Le CNRS à VivaTech : un rendez-vous incontournable pour l’innovation
Pour sa 7ᵉ participation à VivaTech, le CNRS réaffirme son rôle central dans l’innovation deeptech en présentant des avancées issues de ses laboratoires. Du 17 au 20 juin 2026, son stand explorera comment la recherche fondamentale contribue déjà à la souveraineté technologique française et européenne, à travers trois thématiques stratégiques : transition écologique, cybersécurité & IA, et compétitivité industrielle.
Chaque journée sera rythmée par des tables-rondes, conférences et pitchs de start-up, réunissant scientifiques, entrepreneurs et décideurs.
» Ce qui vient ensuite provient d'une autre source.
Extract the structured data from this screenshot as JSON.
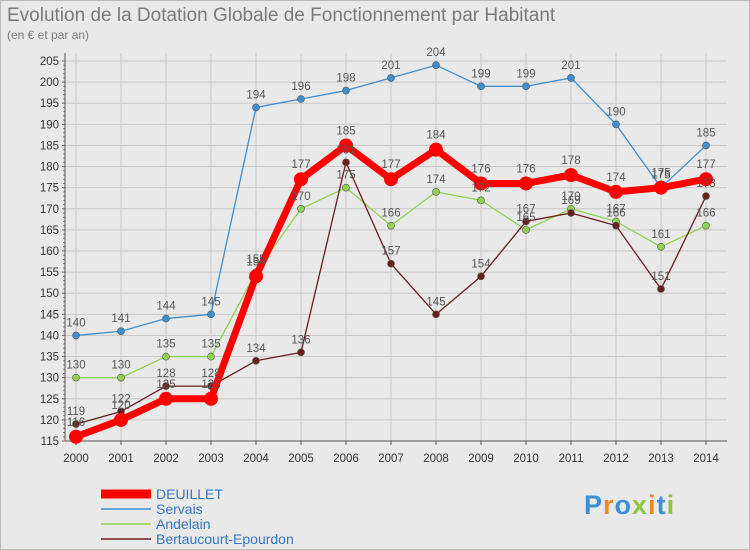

Le CNRS brillera également sur les grandes scènes du salon, avec des démonstrations de robotique humanoïde et des débats sur l’alimentation durable et souveraine.
Cette édition s’inscrit en cohérence avec les priorités nationales, comme le Plan France 2030 ou les Programmes et équipements prioritaires de recherche (PEPR), dont 44 sont pilotés par le CNRS. Une occasion de montrer que la science est déjà le moteur de l’autonomie et de la résilience technologique.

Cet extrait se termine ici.